Monthly Roundup November 2018

4 comments

  1. RogerBW - Reply

    While I like BTCities and I quite enjoy Castles of Mad King Ludwig, when I had a quick demo of Between Two Castles at Essen it felt like giving up the fun of BTCities and not replacing it with the fun of CoMKL. Still, opinions differ, and I may yet change my mind!

    Sorry to hear you’ve been feeling rough, and I hope things come back together soon. As far as I’m concerned, I’d rather wait for videos until you feel like making them rather than have you thrashing something out when you don’t want to. I have an RSS feed reader – it’ll tell me when you post.

    Ooh, I rather like Quantum – I think it’s been largely forgotten these days but I find it a nice semi-abstract space beat-em-up game. (If you find the dice feel slimy, you may have the originals where they used too much mould release compound – I’m told detergent works to clean them up.)

    It’s been a very quiet gaming month for me after Essen. I picked up Renegade and its expansions, and I’m liking it a lot, though I haven’t got many plays in yet; and the Sensei’s Path expansion for Onitama. Of the Essen acquisitions, I’ve got in non-solo plays of Realm of Sand, and unexpected find Human Punishment (which isn’t as perfectly slick as some social deduction games, but is great fun and surprisingly atmospheric, and I’m raving about it to everyone I meet).

    I’m about to stop buying games for a bit, because the 1 Player Guild is doing a Secret Santa for the get-together at the start of February, and I want to make things easy for whoever draws me. I have plenty of games to play over Christmas!

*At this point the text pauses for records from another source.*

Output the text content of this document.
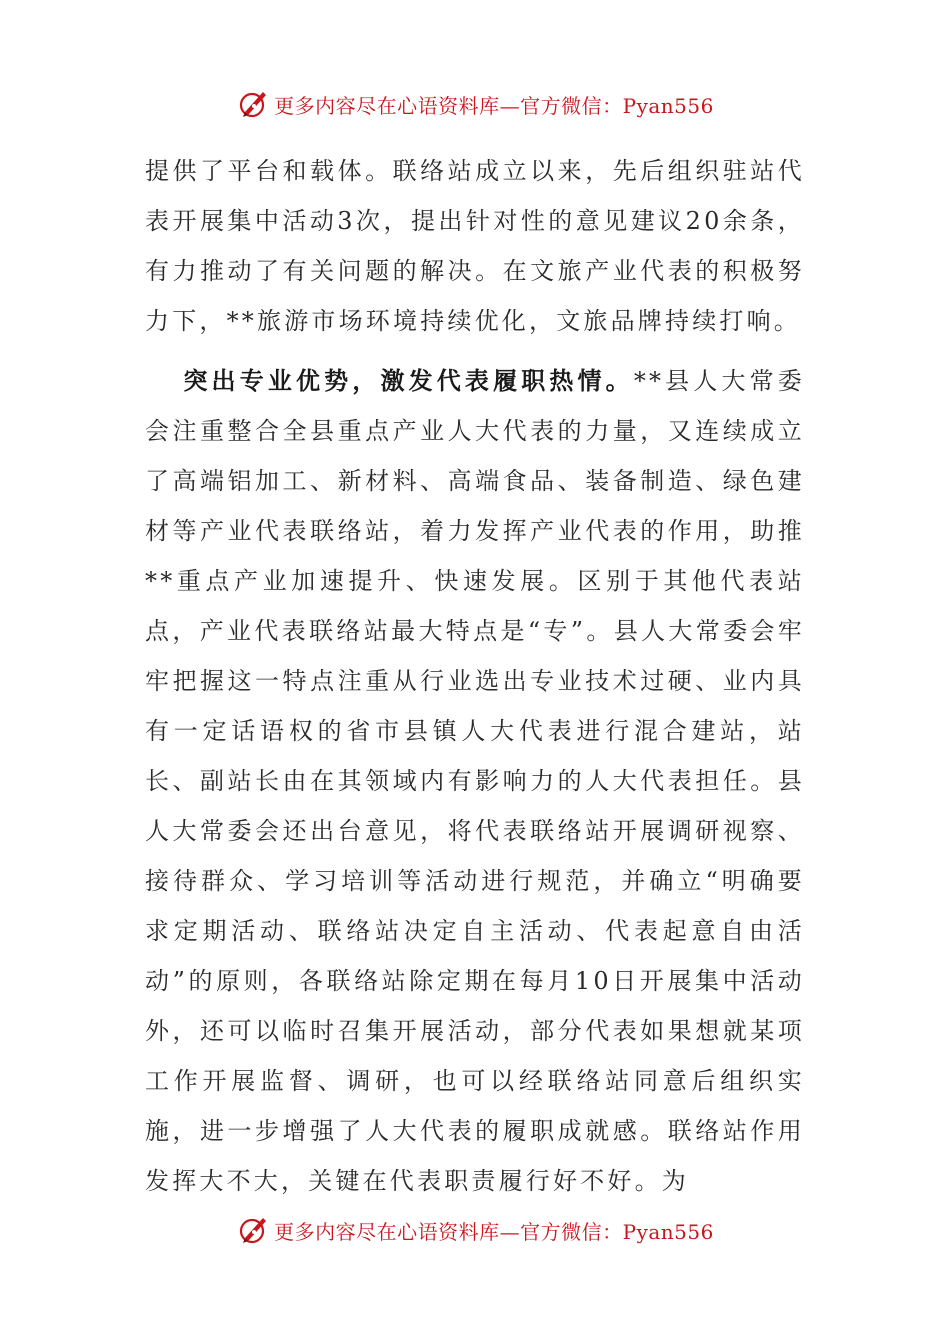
更多内容尽在心语资料库—官方微信：Pyan556

提供了平台和载体。联络站成立以来，先后组织驻站代表开展集中活动3次，提出针对性的意见建议20余条，有力推动了有关问题的解决。在文旅产业代表的积极努力下，**旅游市场环境持续优化，文旅品牌持续打响。

突出专业优势，激发代表履职热情。**县人大常委会注重整合全县重点产业人大代表的力量，又连续成立了高端铝加工、新材料、高端食品、装备制造、绿色建材等产业代表联络站，着力发挥产业代表的作用，助推**重点产业加速提升、快速发展。区别于其他代表站点，产业代表联络站最大特点是“专”。县人大常委会牢牢把握这一特点注重从行业选出专业技术过硬、业内具有一定话语权的省市县镇人大代表进行混合建站，站长、副站长由在其领域内有影响力的人大代表担任。县人大常委会还出台意见，将代表联络站开展调研视察、接待群众、学习培训等活动进行规范，并确立“明确要求定期活动、联络站决定自主活动、代表起意自由活动”的原则，各联络站除定期在每月10日开展集中活动外，还可以临时召集开展活动，部分代表如果想就某项工作开展监督、调研，也可以经联络站同意后组织实施，进一步增强了人大代表的履职成就感。联络站作用发挥大不大，关键在代表职责履行好不好。为

更多内容尽在心语资料库—官方微信：Pyan556
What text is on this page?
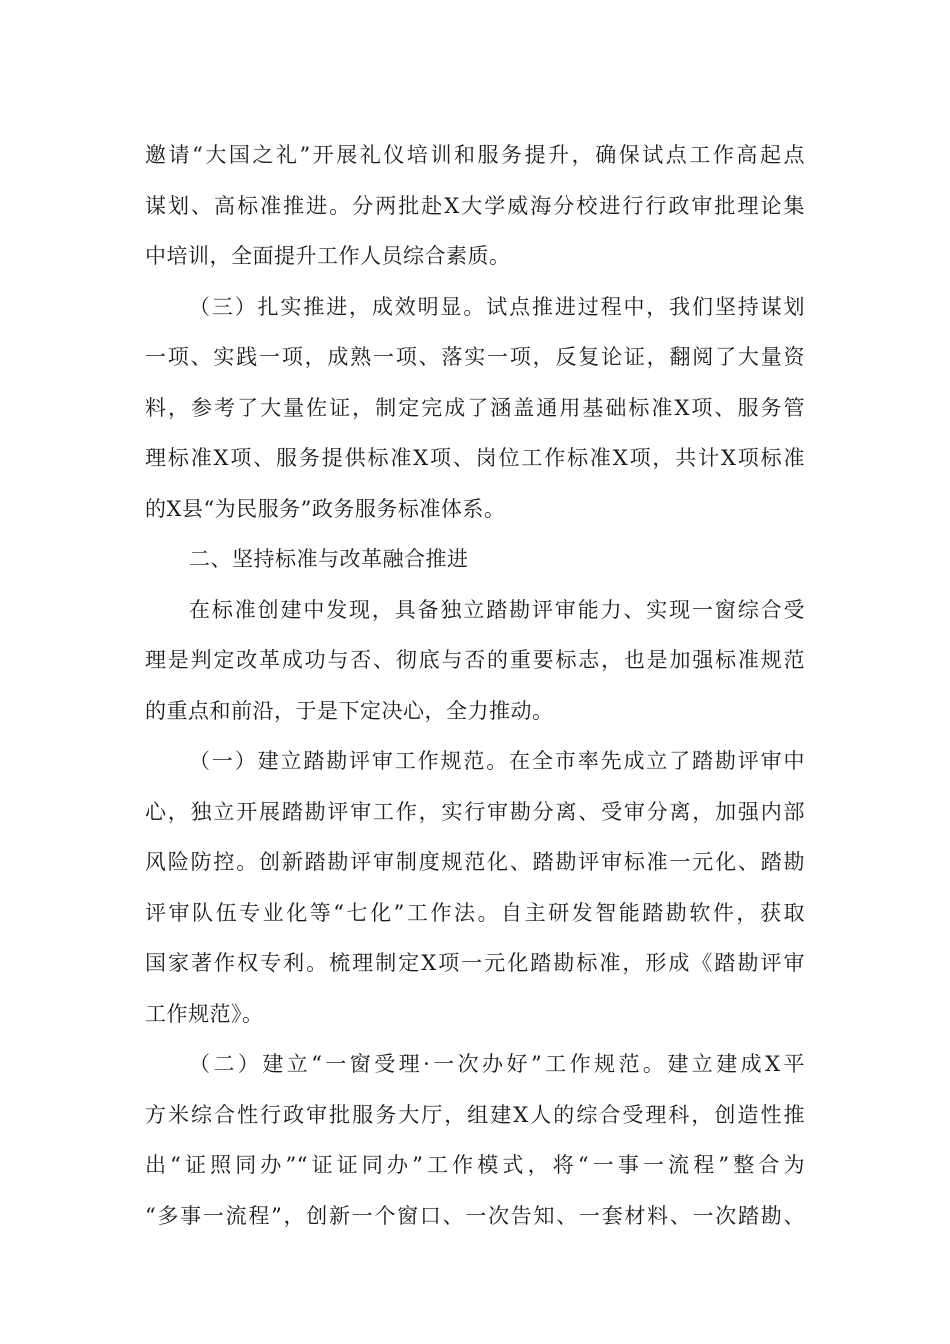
邀请“大国之礼”开展礼仪培训和服务提升，确保试点工作高起点
谋划、高标准推进。分两批赴X大学威海分校进行行政审批理论集
中培训，全面提升工作人员综合素质。
（三）扎实推进，成效明显。试点推进过程中，我们坚持谋划
一项、实践一项，成熟一项、落实一项，反复论证，翻阅了大量资
料，参考了大量佐证，制定完成了涵盖通用基础标准X项、服务管
理标准X项、服务提供标准X项、岗位工作标准X项，共计X项标准
的X县“为民服务”政务服务标准体系。
二、坚持标准与改革融合推进
在标准创建中发现，具备独立踏勘评审能力、实现一窗综合受
理是判定改革成功与否、彻底与否的重要标志，也是加强标准规范
的重点和前沿，于是下定决心，全力推动。
（一）建立踏勘评审工作规范。在全市率先成立了踏勘评审中
心，独立开展踏勘评审工作，实行审勘分离、受审分离，加强内部
风险防控。创新踏勘评审制度规范化、踏勘评审标准一元化、踏勘
评审队伍专业化等“七化”工作法。自主研发智能踏勘软件，获取
国家著作权专利。梳理制定X项一元化踏勘标准，形成《踏勘评审
工作规范》。
（二）建立“一窗受理·一次办好”工作规范。建立建成X平
方米综合性行政审批服务大厅，组建X人的综合受理科，创造性推
出“证照同办”“证证同办”工作模式，将“一事一流程”整合为
“多事一流程”，创新一个窗口、一次告知、一套材料、一次踏勘、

    I discovered Tabletop Simulator on Steam, so I’ve been playing games on-line between my face-to-face sessions.

    I don’t do social media but I might run into you on BGG.

  2. Board Game Inquisition - Reply

    It’s always good to keep an open mind and thanks for your support!

    That’s great to hear good things about Quantum, very few people seem to be talking about it these days. I remember seeing a review for it ages ago and it never really left my mind!

    Renegade makes a great solo game I believe, I’ve heard good things and I like how it looks. Onitama is the game I adore but never buy, it always seems slightly too pricey for me. What does the expansion add? Human Punishment I’ve heard of but know nothing about. Care to rave at me about it? πŸ˜€

    How do you find Tabletop Simulator? I’ve seen lots of Kickstarter games use it to promote their products. Is it any good for playing games?

    Social media is a silly place at the best of times. I do like BGG but I’ve no idea where to go or to post things on there, it needs a guidebook!

    Wishing you all the best and enjoy your games πŸ™‚

  3. RogerBW - Reply

    Onitama Sensei’s Path is more cards with different manoeuvres, so it’s a bit more variation but still basically the same game. Way of the Wind, which seems to be just out, adds couple more cards, but also a wind spirit which can be moved by either side; not sure yet whether I’ll go for that. I’m working on a design for a 3d-printable travel version because it seems like a great short game to play on a train or plane.

    Human Punishment is what I think of as a “second generation” social deduction game – like the underappreciated Homeland it has three factions, each of which has some reason to ally temporarily with the others. In this case it’s set after the machine uprising, so you have Humans (kill all Machines and Outlaws), Machines (kill all Humans but don’t care about Outlaws), and Outlaws (kill everybody, even other Outlaws). Rather than having a close-your-eyes phase, loyalty is based on the total of two loyalty cards and one ID card per player, all of which start face down – so for example if I look at one of your loyalty cards (one of the standard actions) and it says “Machine Γ—2”, chances are you’re a Machine, but maybe your other cards outweigh it and make you a Human. Pretty soon everyone’s picking up weapons and pointing them at each other. And there are Program cards which can boost you, impair your opponents, or even change your loyalty. It’s a slightly complex game, not pared down to essentials like The Resistance, but it’s a great deal of fun.

    Tabletop Simulator feels like a physics engine first, with some optimisations for boardgaming. You can roll a die by pressing the “roll” button while the mouse is over it, but you can also do it by picking it up and throwing it across the table. It takes a little getting used to, but particularly combined with the built-in voice chat it feels very much like having a physical game table in front of you, rather than like playing a computer conversion of the game.

    I spend most of my time on BGG in the specific game forums. I know there are general discussion areas but I barely touch them…

  4. Board Game Inquisition - Reply

    More moves sound like a nice variation on the game, the wind spirit I wouldn’t be so sure about. A travel version sounds awesome, it definitely fits into that type of gameplay.

    Human Punishment sounds like a cool version of all those social deduction game but to really have fun with it you’d need a pretty big group. I can’t believe it goes up to 17 players!

    You’re so right about Tabletop Simulator. I’d thought it would be a way to play games but it felt so sparse and ‘functional’ that I returned it. Maybe I should have given it some more time? It just didn’t feel very user-friendly towards the uninitiated.